J’espère que ça n’a pas été mal interprété. À mon avis, ça n’a pas été interprété du tout. (rires) Pour moi, la Suisse c’est cela, l’humble corruption. Et puis, il n’y a plus de cinéma suisse. Il y a des films suisses comme y a des films bulgares, des films finlandais, néo-zélandais, mais il n’y a plus de cinéma suisse. Ça a existé autrefois, les cinémas nationaux. Il y a eu le cinéma français, russe, américain, allemand, maintenant il n’y en a plus. C’est à dire qu’il n’y a plus de pays où les gens se reconnaissent dans leurs films, et que les gens d’autres pays reconnaissent comme n’étant pas les leurs.

C’est terminé ? C’est terminé depuis cent ans.

Vous avez dit : « Je lis deux journaux, je lis Libération et Charlie Hebdo. » C’est toujours le cas ? Oui.

Vous êtes Charlie ? Tous les gens disent comme des imbéciles : « Je suis Charlie. » Moi, j’aime mieux dire : « Je suis Charlie », du verbe « suivre ». Et je le suis depuis quarante ans. Et même depuis soixante ans, depuis À bout de Souffle. Il y a dans le film une jeune fille qui vend Hara-Kiri et qui demande à Belmondo : « Vous n’avez rien contre la jeunesse ? » et Belmondo dit : « J’aime bien les vieux, effectivement. » (rires) On les suit depuis cette époque. C’est mieux de suivre que d’être. Dans Film Socialisme, il est dit : « Si la France utilisait le verbe avoir ça irait mieux », plutôt que le verbe être.

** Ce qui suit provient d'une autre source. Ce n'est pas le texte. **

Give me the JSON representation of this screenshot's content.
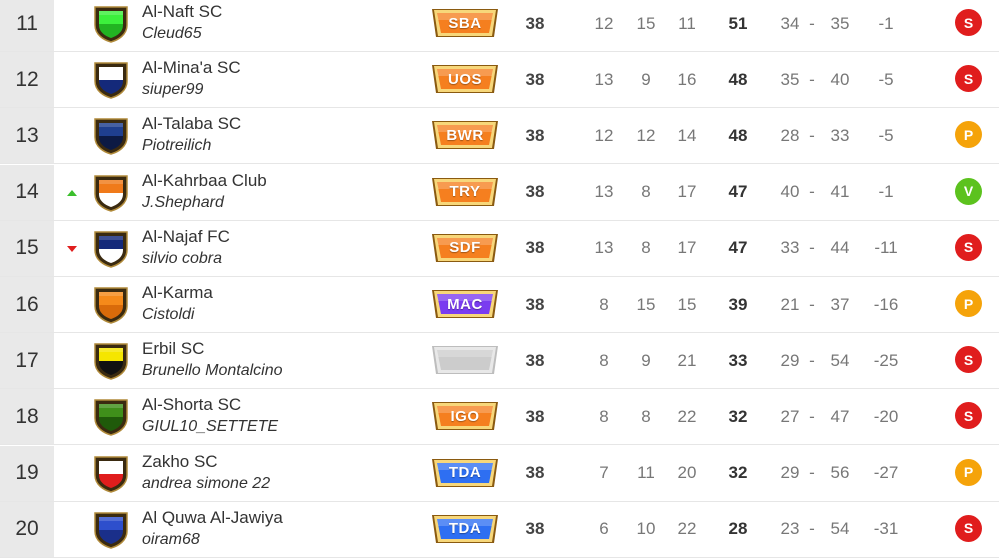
{
  "colors": {
    "status_S": "#e01d1d",
    "status_P": "#f5a30a",
    "status_V": "#5cc21e",
    "badge_orange": "#f57f1f",
    "badge_purple": "#7a3cf0",
    "badge_blue": "#2e6ff2",
    "badge_gray": "#cccccc"
  },
  "rows": [
    {
      "rank": "11",
      "trend": "none",
      "team": "Al-Naft SC",
      "manager": "Cleud65",
      "crest_icon": "shield-green-icon",
      "crest_top": "#3cf03c",
      "crest_bottom": "#22b322",
      "badge": "SBA",
      "badge_color": "orange",
      "played": "38",
      "won": "12",
      "drawn": "15",
      "lost": "11",
      "points": "51",
      "gf": "34",
      "dash": "-",
      "ga": "35",
      "gd": "-1",
      "status": "S"
    },
    {
      "rank": "12",
      "trend": "none",
      "team": "Al-Mina'a SC",
      "manager": "siuper99",
      "crest_icon": "shield-blue-white-icon",
      "crest_top": "#ffffff",
      "crest_bottom": "#14297a",
      "badge": "UOS",
      "badge_color": "orange",
      "played": "38",
      "won": "13",
      "drawn": "9",
      "lost": "16",
      "points": "48",
      "gf": "35",
      "dash": "-",
      "ga": "40",
      "gd": "-5",
      "status": "S"
    },
    {
      "rank": "13",
      "trend": "none",
      "team": "Al-Talaba SC",
      "manager": "Piotreilich",
      "crest_icon": "shield-navy-icon",
      "crest_top": "#1f3f8f",
      "crest_bottom": "#0c1a44",
      "badge": "BWR",
      "badge_color": "orange",
      "played": "38",
      "won": "12",
      "drawn": "12",
      "lost": "14",
      "points": "48",
      "gf": "28",
      "dash": "-",
      "ga": "33",
      "gd": "-5",
      "status": "P"
    },
    {
      "rank": "14",
      "trend": "up",
      "team": "Al-Kahrbaa Club",
      "manager": "J.Shephard",
      "crest_icon": "shield-orange-white-icon",
      "crest_top": "#f07a1a",
      "crest_bottom": "#ffffff",
      "badge": "TRY",
      "badge_color": "orange",
      "played": "38",
      "won": "13",
      "drawn": "8",
      "lost": "17",
      "points": "47",
      "gf": "40",
      "dash": "-",
      "ga": "41",
      "gd": "-1",
      "status": "V"
    },
    {
      "rank": "15",
      "trend": "down",
      "team": "Al-Najaf FC",
      "manager": "silvio cobra",
      "crest_icon": "shield-navy-white-icon",
      "crest_top": "#14297a",
      "crest_bottom": "#ffffff",
      "badge": "SDF",
      "badge_color": "orange",
      "played": "38",
      "won": "13",
      "drawn": "8",
      "lost": "17",
      "points": "47",
      "gf": "33",
      "dash": "-",
      "ga": "44",
      "gd": "-11",
      "status": "S"
    },
    {
      "rank": "16",
      "trend": "none",
      "team": "Al-Karma",
      "manager": "Cistoldi",
      "crest_icon": "shield-orange-icon",
      "crest_top": "#f58a1a",
      "crest_bottom": "#d96b0a",
      "badge": "MAC",
      "badge_color": "purple",
      "played": "38",
      "won": "8",
      "drawn": "15",
      "lost": "15",
      "points": "39",
      "gf": "21",
      "dash": "-",
      "ga": "37",
      "gd": "-16",
      "status": "P"
    },
    {
      "rank": "17",
      "trend": "none",
      "team": "Erbil SC",
      "manager": "Brunello Montalcino",
      "crest_icon": "shield-yellow-black-icon",
      "crest_top": "#f5e600",
      "crest_bottom": "#111111",
      "badge": "",
      "badge_color": "gray",
      "played": "38",
      "won": "8",
      "drawn": "9",
      "lost": "21",
      "points": "33",
      "gf": "29",
      "dash": "-",
      "ga": "54",
      "gd": "-25",
      "status": "S"
    },
    {
      "rank": "18",
      "trend": "none",
      "team": "Al-Shorta SC",
      "manager": "GIUL10_SETTETE",
      "crest_icon": "shield-dark-green-icon",
      "crest_top": "#3f8f1a",
      "crest_bottom": "#1f5a0a",
      "badge": "IGO",
      "badge_color": "orange",
      "played": "38",
      "won": "8",
      "drawn": "8",
      "lost": "22",
      "points": "32",
      "gf": "27",
      "dash": "-",
      "ga": "47",
      "gd": "-20",
      "status": "S"
    },
    {
      "rank": "19",
      "trend": "none",
      "team": "Zakho SC",
      "manager": "andrea simone 22",
      "crest_icon": "shield-white-red-icon",
      "crest_top": "#ffffff",
      "crest_bottom": "#e01d1d",
      "badge": "TDA",
      "badge_color": "blue",
      "played": "38",
      "won": "7",
      "drawn": "11",
      "lost": "20",
      "points": "32",
      "gf": "29",
      "dash": "-",
      "ga": "56",
      "gd": "-27",
      "status": "P"
    },
    {
      "rank": "20",
      "trend": "none",
      "team": "Al Quwa Al-Jawiya",
      "manager": "oiram68",
      "crest_icon": "shield-blue-icon",
      "crest_top": "#2e4fcc",
      "crest_bottom": "#1a2f8a",
      "badge": "TDA",
      "badge_color": "blue",
      "played": "38",
      "won": "6",
      "drawn": "10",
      "lost": "22",
      "points": "28",
      "gf": "23",
      "dash": "-",
      "ga": "54",
      "gd": "-31",
      "status": "S"
    }
  ]
}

Il valait mieux ne pas faire partie de Film Socialisme, entre Bernard Maris qui est mort dans l’attaque de Charlie Hebdo et le Concordia qui a coulé… On a eu de la veine. Sur le bateau, on faisait souvent des simulations de naufrage. L’Italien hurlait dans les hautparleurs : « Mollare il nave… ! Mollare il nave ! » (« Abandonnez le navire ! Abandonnez le navire ! »)

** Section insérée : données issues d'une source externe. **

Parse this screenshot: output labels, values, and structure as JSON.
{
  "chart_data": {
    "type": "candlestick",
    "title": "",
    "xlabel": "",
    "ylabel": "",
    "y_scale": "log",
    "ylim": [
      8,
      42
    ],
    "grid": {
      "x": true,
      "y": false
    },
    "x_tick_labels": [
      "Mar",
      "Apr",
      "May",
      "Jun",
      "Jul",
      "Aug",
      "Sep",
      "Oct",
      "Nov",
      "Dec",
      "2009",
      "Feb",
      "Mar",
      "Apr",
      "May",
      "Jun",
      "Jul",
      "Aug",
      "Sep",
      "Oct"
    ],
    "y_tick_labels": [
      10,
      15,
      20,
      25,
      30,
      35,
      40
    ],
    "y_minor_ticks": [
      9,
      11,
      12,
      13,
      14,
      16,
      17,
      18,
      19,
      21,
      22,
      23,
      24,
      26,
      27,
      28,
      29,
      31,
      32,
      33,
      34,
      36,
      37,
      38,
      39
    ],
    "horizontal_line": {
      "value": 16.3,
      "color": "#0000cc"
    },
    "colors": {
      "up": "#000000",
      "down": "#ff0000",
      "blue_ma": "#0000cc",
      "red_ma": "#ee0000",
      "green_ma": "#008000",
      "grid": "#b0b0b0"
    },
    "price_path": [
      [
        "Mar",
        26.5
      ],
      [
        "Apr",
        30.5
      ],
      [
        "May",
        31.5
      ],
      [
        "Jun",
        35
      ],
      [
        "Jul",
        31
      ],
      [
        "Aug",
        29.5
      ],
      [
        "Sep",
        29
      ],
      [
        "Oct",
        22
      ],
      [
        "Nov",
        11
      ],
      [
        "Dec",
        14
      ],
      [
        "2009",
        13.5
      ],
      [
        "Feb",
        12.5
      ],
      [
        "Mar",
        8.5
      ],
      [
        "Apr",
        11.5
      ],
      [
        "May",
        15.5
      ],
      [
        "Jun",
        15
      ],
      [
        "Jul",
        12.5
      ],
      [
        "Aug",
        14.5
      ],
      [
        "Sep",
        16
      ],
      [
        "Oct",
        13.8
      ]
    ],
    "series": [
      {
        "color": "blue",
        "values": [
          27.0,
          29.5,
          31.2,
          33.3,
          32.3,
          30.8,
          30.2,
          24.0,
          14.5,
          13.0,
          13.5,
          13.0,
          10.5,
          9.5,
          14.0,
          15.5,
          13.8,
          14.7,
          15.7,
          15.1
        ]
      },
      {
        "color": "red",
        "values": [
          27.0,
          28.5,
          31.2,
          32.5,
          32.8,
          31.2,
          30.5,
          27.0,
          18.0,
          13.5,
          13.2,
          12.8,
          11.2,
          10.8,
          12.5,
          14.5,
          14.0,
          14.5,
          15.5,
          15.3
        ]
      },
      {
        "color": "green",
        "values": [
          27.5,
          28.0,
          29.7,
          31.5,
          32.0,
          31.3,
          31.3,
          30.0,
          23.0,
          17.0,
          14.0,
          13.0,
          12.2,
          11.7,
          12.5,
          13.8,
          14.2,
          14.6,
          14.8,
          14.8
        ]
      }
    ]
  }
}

Bernard Maris, dans le film, parlait de l’invention du zéro par les Arabes… Je ne le connaissais pas très bien, je le lisais dans Charlie et je l’ai mis dans Film Socialisme avec Elias Sanbar, l’ambassadeur de la Palestine. Après, je ne l’ai jamais revu. C’était un homme honnête, et comme tous les gens honnêtes, il tremblait quand il jouait.

Comment vous décidez du casting ? Cela dépend. Avant-hier, je regardais l’émission d’Yves Calvi, il y avait une journaliste noire que j’ai prise en photo, puis j’ai noté son nom, j’ai pensé que ce serait bien d’avoir une Noire à tel moment dans le film. Cela vient comme ça. Choisir des acteurs qui sont à peu près d’un nul convenable, cela prend du temps. Cela m’a toujours paru bizarre, ceux qui voulaient être acteurs. On est déjà assez acteur dans la vie pour ne pas l’être encore plus, je trouve ça vraiment bizarre.

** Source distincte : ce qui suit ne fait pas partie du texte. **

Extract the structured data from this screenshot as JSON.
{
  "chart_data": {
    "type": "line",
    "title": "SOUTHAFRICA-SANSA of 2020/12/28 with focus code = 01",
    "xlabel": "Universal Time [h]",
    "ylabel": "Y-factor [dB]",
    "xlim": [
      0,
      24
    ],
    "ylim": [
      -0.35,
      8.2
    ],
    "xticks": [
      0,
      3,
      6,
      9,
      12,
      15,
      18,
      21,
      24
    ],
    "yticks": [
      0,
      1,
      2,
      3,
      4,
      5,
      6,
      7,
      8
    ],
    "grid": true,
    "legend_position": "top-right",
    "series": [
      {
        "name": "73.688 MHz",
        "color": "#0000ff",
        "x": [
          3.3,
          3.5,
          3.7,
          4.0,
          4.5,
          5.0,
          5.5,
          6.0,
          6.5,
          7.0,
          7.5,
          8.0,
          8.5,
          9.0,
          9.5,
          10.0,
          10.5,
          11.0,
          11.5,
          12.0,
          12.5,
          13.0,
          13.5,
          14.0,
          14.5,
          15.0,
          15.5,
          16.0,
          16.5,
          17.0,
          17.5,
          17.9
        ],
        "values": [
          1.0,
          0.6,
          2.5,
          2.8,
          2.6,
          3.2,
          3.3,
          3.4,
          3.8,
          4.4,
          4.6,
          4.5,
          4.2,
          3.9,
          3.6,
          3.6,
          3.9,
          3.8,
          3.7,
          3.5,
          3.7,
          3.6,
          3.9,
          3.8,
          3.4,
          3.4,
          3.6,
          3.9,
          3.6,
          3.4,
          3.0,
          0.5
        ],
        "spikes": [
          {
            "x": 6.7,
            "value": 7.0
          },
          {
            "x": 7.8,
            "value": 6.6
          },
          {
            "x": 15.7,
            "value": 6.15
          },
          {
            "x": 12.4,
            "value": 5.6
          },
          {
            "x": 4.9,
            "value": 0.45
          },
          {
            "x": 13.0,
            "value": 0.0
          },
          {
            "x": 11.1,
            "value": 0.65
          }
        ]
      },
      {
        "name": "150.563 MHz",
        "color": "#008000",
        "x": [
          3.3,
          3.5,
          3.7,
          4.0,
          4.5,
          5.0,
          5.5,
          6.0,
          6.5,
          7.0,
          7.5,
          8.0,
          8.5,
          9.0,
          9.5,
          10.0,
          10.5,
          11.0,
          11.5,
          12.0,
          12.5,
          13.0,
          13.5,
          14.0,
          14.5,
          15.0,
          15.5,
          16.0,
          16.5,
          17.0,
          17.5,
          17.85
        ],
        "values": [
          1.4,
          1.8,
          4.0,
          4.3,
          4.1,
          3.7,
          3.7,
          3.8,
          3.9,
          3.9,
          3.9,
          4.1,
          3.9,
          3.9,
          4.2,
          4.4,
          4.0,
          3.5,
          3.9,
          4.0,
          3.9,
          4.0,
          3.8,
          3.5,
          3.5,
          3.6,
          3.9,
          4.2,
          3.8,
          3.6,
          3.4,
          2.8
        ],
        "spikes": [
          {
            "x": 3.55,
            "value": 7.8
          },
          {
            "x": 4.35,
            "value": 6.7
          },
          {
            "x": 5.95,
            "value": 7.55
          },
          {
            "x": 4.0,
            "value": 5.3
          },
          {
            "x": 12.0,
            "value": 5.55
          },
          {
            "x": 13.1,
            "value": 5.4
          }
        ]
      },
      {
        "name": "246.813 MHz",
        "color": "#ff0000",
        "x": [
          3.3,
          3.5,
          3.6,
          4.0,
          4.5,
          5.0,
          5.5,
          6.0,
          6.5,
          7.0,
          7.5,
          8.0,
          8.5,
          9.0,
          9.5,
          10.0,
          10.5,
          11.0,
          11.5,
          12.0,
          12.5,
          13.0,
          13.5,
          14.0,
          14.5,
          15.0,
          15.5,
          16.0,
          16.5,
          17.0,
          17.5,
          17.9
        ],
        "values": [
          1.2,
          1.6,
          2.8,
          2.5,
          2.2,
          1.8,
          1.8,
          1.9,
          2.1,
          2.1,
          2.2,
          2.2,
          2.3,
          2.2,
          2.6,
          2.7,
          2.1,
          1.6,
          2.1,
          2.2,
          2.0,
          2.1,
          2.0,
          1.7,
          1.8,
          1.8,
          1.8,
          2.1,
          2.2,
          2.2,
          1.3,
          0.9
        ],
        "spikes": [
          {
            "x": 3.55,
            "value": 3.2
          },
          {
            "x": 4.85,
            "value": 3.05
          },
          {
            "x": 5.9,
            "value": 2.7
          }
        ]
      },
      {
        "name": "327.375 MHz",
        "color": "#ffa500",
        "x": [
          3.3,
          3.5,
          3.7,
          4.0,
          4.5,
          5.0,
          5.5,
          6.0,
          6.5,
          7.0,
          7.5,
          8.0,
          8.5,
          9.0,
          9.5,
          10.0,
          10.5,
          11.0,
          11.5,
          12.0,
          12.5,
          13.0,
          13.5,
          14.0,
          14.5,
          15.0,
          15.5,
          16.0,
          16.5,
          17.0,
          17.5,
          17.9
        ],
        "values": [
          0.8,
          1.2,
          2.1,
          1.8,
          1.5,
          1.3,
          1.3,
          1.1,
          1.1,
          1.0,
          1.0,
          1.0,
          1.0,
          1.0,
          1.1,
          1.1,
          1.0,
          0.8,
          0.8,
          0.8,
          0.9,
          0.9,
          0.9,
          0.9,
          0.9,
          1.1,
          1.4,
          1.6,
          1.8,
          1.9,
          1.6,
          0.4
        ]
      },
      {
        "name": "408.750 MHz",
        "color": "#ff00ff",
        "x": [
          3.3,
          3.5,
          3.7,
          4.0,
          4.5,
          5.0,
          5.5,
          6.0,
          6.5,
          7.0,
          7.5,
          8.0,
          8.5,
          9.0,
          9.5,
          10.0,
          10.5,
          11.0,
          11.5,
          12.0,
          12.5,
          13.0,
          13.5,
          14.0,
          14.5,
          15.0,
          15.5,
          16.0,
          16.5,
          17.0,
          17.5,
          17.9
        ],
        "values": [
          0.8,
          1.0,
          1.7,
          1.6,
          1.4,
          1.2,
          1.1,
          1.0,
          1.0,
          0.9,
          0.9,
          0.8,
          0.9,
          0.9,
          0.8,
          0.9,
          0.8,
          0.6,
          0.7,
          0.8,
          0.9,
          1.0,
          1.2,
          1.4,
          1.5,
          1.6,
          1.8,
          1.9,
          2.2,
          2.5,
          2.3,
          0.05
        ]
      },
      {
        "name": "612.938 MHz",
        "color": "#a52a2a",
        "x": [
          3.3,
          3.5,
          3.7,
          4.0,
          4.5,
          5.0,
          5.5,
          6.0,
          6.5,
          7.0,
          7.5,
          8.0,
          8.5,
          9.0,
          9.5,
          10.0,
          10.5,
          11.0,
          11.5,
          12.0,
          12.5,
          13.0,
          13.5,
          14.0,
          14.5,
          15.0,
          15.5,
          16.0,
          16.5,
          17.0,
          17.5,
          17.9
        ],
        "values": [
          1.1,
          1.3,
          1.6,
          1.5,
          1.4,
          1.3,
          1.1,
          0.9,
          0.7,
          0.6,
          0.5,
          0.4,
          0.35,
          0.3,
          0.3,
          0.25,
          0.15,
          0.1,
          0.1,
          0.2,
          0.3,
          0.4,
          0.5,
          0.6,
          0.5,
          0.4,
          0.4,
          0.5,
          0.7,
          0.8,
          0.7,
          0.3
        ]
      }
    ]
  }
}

Pourquoi ne pas prendre des acteurs connus convenablement nuls ? Ah non ! Pas des acteurs connus.

Vous avez pourtant fait tourner Delon, Depardieu, etc. Pourquoi ne pas continuer ? Ah, parce que c’est un peu ridicule de garder avec eux le côté « première fois ». Bien sûr avec Depardieu, Huppert, on se dit qu’on va essayer de faire qu’ils soient comme on ne les a jamais vus. Et puis on est fatigué. On ne peut plus. Ils ne peuvent plus eux-mêmes. Depardieu, il a fait un ou deux films. Delon en a un fait un avec Visconti, une moitié avec moi. C’est comme si vous disiez : on va faire un film d’amour où on mettrait Fabius en caleçon, et puis on essayera d’y faire croire.

Personnellement, je suis bon public. Moi aussi je suis bon public. Et puis je m’ennuie, je ne comprends pas comment le public ne s’ennuie pas. Quand vous regardez la publicité pour les films, dans les trois quarts, vous voyez un homme et une femme. Vous ne voyez jamais rien d’autre. Mais y a que ça sur la Terre ?!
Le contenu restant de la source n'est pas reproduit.